Barry Chen (14-ERD-100)
The ability to automatically detect patterns in massive sets of unlabeled data is becoming increasingly important as new, advanced types of sensors come into use. However, the biggest obstacle to applying machine learning to this and other areas of national security data science is the sheer volume of unlabeled data that must be analyzed. Deep learning is a computational approach for identifying patterns in such unlabeled data, and has already been shown to often outperform traditional systems built on hand-engineered features. The goal of this project is to develop the learning algorithms that would form the basis of massive deep-learning neural networks for effectively capturing complex spatiotemporal patterns in massive data sets, thereby helping to address nationally important problems. Our approach consists of three parts: (1) scale-up existing deep-learning algorithms to run on high-performance computing platforms, (2) develop new deep-learning algorithms to model high-dimensional time-varying signals, and (3) validate the new deep-learning algorithms by applying them to the three complex data problems of classifying audio and video content, detecting anomalies in wide-area aerial video, and modeling network behavior.
If successful, we will develop the world's largest deep-learning network, including next-generation deep-learning architectures and algorithms that effectively identify complex spatiotemporal patterns in massive, unlabeled data sets, thus establishing LLNL as a leader in machine learning on high-performance computing platforms. We will also demonstrate statistically significant improvements in classification rates on three mission-relevant problems and develop the expertise for effectively using deep-learning methods in a wide range of data-science applications.
By advancing the specific applications of classifying audio and video content, detecting anomalies in wide-area surveillance video, and modeling computer network behavior, our research is relevant to the Laboratory's strategic focus area in cyber security, space, and intelligence. This project also supports the Laboratory's national security mission by developing technologies that are broadly applicable to other mission-relevant applications, including general threat detection, Livermore's National Ignition Facility system monitoring and prediction, and the validation of advanced manufacturing parts. Overall, the project is well aligned with LLNL's core competency in high-performance computing, simulation, and data science.
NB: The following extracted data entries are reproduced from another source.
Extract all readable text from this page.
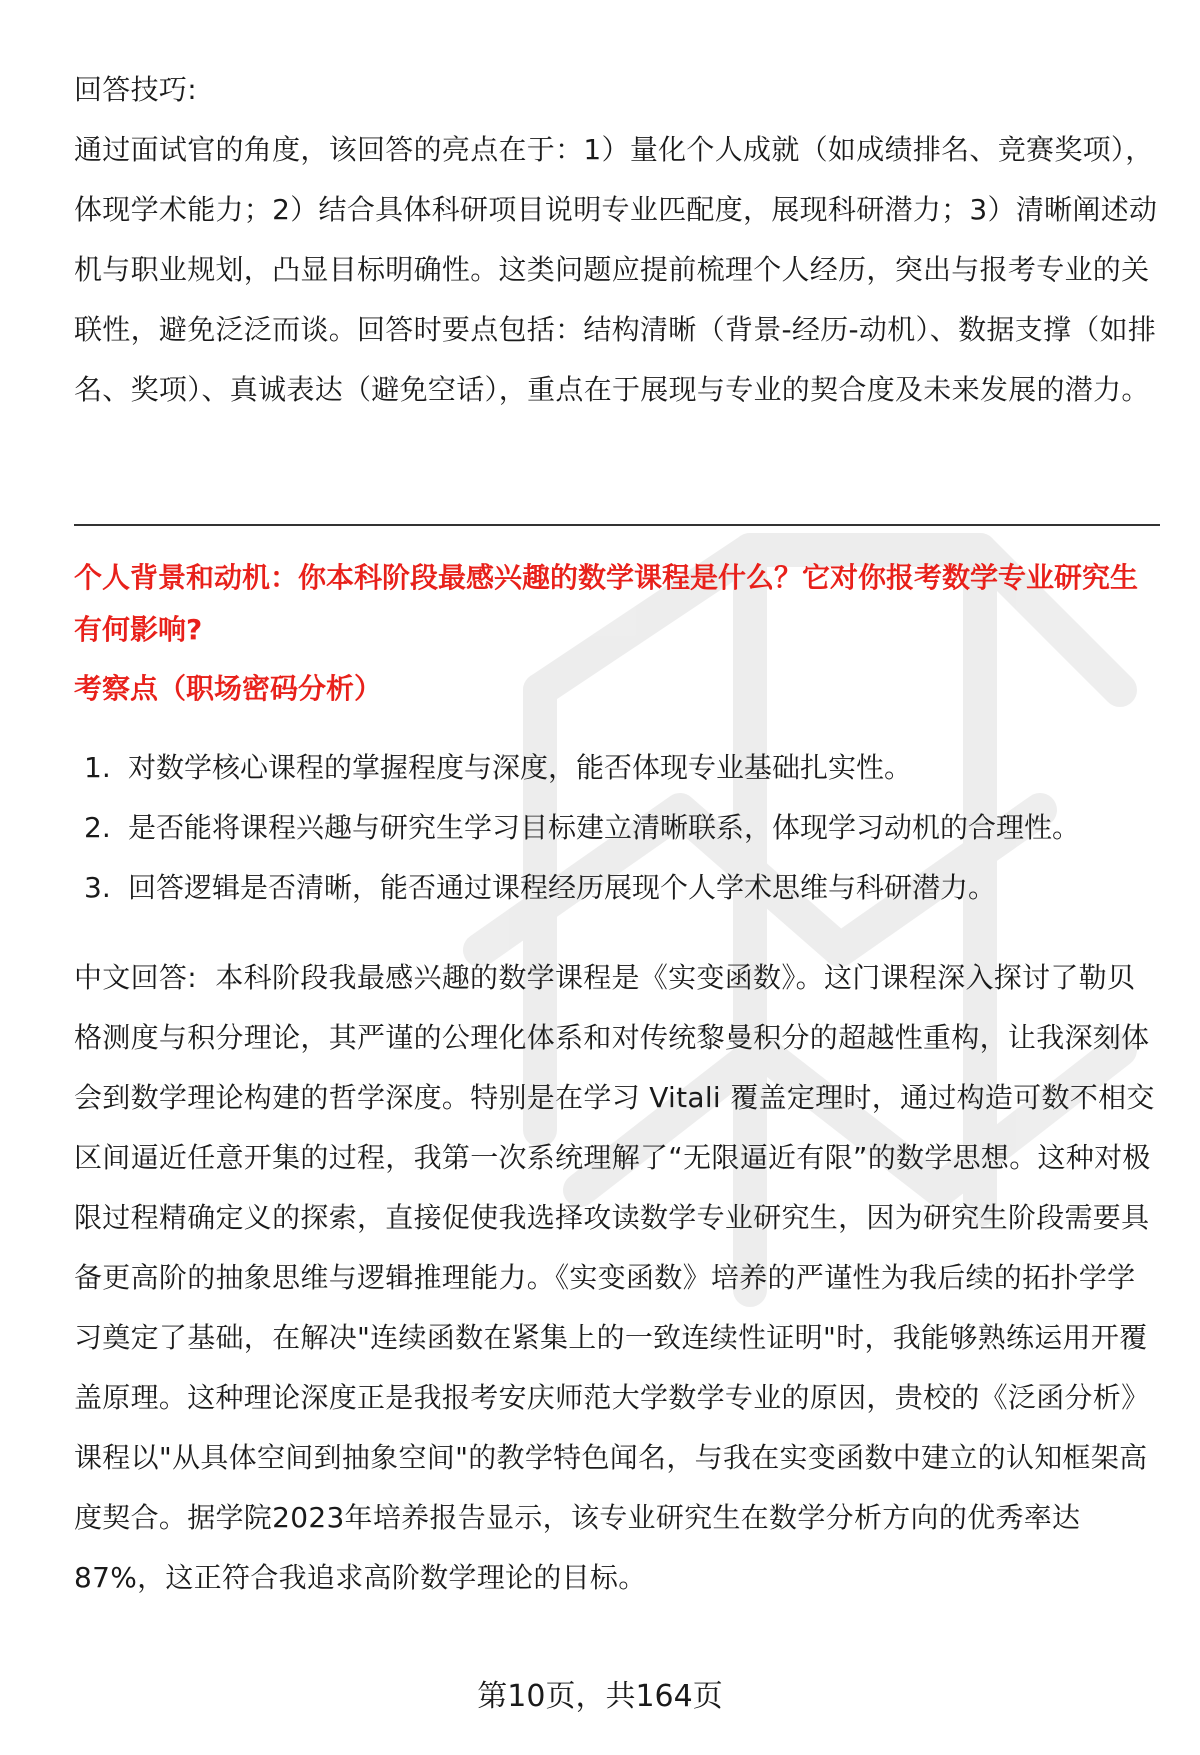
回答技巧:

通过面试官的角度，该回答的亮点在于：1）量化个人成就（如成绩排名、竞赛奖项），体现学术能力；2）结合具体科研项目说明专业匹配度，展现科研潜力；3）清晰阐述动机与职业规划，凸显目标明确性。这类问题应提前梳理个人经历，突出与报考专业的关联性，避免泛泛而谈。回答时要点包括：结构清晰（背景-经历-动机）、数据支撑（如排名、奖项）、真诚表达（避免空话），重点在于展现与专业的契合度及未来发展的潜力。

个人背景和动机：你本科阶段最感兴趣的数学课程是什么？它对你报考数学专业研究生有何影响?

考察点（职场密码分析）

1. 对数学核心课程的掌握程度与深度，能否体现专业基础扎实性。
2. 是否能将课程兴趣与研究生学习目标建立清晰联系，体现学习动机的合理性。
3. 回答逻辑是否清晰，能否通过课程经历展现个人学术思维与科研潜力。

中文回答: 本科阶段我最感兴趣的数学课程是《实变函数》。这门课程深入探讨了勒贝格测度与积分理论，其严谨的公理化体系和对传统黎曼积分的超越性重构，让我深刻体会到数学理论构建的哲学深度。特别是在学习 Vitali 覆盖定理时，通过构造可数不相交区间逼近任意开集的过程，我第一次系统理解了“无限逼近有限”的数学思想。这种对极限过程精确定义的探索，直接促使我选择攻读数学专业研究生，因为研究生阶段需要具备更高阶的抽象思维与逻辑推理能力。《实变函数》培养的严谨性为我后续的拓扑学学习奠定了基础，在解决"连续函数在紧集上的一致连续性证明"时，我能够熟练运用开覆盖原理。这种理论深度正是我报考安庆师范大学数学专业的原因，贵校的《泛函分析》课程以"从具体空间到抽象空间"的教学特色闻名，与我在实变函数中建立的认知框架高度契合。据学院2023年培养报告显示，该专业研究生在数学分析方向的优秀率达87%，这正符合我追求高阶数学理论的目标。

第10页，共164页
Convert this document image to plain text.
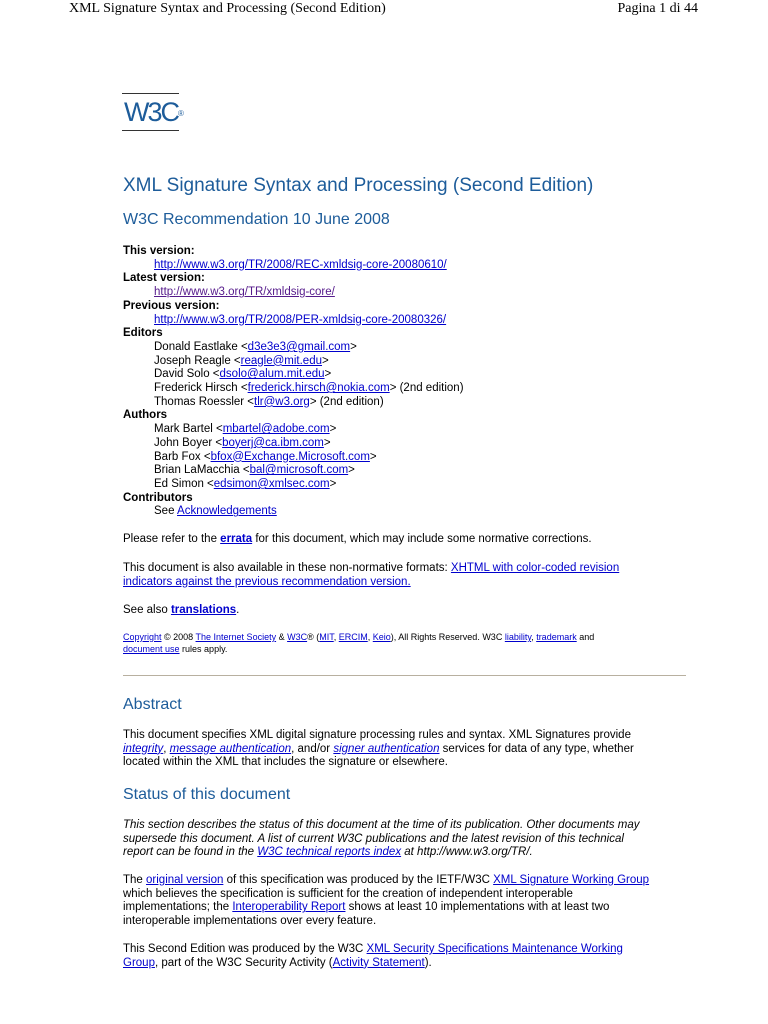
XML Signature Syntax and Processing (Second Edition)	Pagina 1 di 44
W3C®
XML Signature Syntax and Processing (Second Edition)
W3C Recommendation 10 June 2008
This version:
http://www.w3.org/TR/2008/REC-xmldsig-core-20080610/
Latest version:
http://www.w3.org/TR/xmldsig-core/
Previous version:
http://www.w3.org/TR/2008/PER-xmldsig-core-20080326/
Editors
Donald Eastlake <d3e3e3@gmail.com>
Joseph Reagle <reagle@mit.edu>
David Solo <dsolo@alum.mit.edu>
Frederick Hirsch <frederick.hirsch@nokia.com> (2nd edition)
Thomas Roessler <tlr@w3.org> (2nd edition)
Authors
Mark Bartel <mbartel@adobe.com>
John Boyer <boyerj@ca.ibm.com>
Barb Fox <bfox@Exchange.Microsoft.com>
Brian LaMacchia <bal@microsoft.com>
Ed Simon <edsimon@xmlsec.com>
Contributors
See Acknowledgements

Please refer to the errata for this document, which may include some normative corrections.

This document is also available in these non-normative formats: XHTML with color-coded revision
indicators against the previous recommendation version.

See also translations.

Copyright © 2008 The Internet Society & W3C® (MIT, ERCIM, Keio), All Rights Reserved. W3C liability, trademark and
document use rules apply.

Abstract

This document specifies XML digital signature processing rules and syntax. XML Signatures provide
integrity, message authentication, and/or signer authentication services for data of any type, whether
located within the XML that includes the signature or elsewhere.

Status of this document

This section describes the status of this document at the time of its publication. Other documents may
supersede this document. A list of current W3C publications and the latest revision of this technical
report can be found in the W3C technical reports index at http://www.w3.org/TR/.

The original version of this specification was produced by the IETF/W3C XML Signature Working Group
which believes the specification is sufficient for the creation of independent interoperable
implementations; the Interoperability Report shows at least 10 implementations with at least two
interoperable implementations over every feature.

This Second Edition was produced by the W3C XML Security Specifications Maintenance Working
Group, part of the W3C Security Activity (Activity Statement).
FY15 Accomplishments and Results
In FY15 we (1) developed a dynamic space–time receptive field network for action recognition and demonstrated performance gains relative to a static model; (2) developed a novel approach for learning text and image features, jointly combining deeply learned image features and text features (see figure); (3) invented the compressive autoencoder, a new class of autoencoders (artificial neural networks used for learning efficient coding) that learn to predict future observations to better model temporal patterns and improve prediction performance; and (4) integrated a distributed matrix library with our neural net software, enabling networks with massive, fully connected layers on central processing unit and graphics processing unit architectures.
Publications and Presentations
- Boakye, K., et al., HPC enabled massive deep learning networks for big data. ASCR Machine Learning Workshop, Rockville, MD, Jan 5–7, 2015. LLNL-ABS-662780.
- Ni, K., et al., Large-scale deep learning on the YFCC100M dataset. (2015). LLNL-CONF-661841. http://arxiv.org/abs/1502.03409
- Van Essen, B., et al., LBANN: Livermore big artificial neural network HPC toolkit. SC15 Workshop MLHPC2015: Machine Learning in HPC Environments, Austin TX, Nov. 15–20, 2015. LLNL-CONF-677443.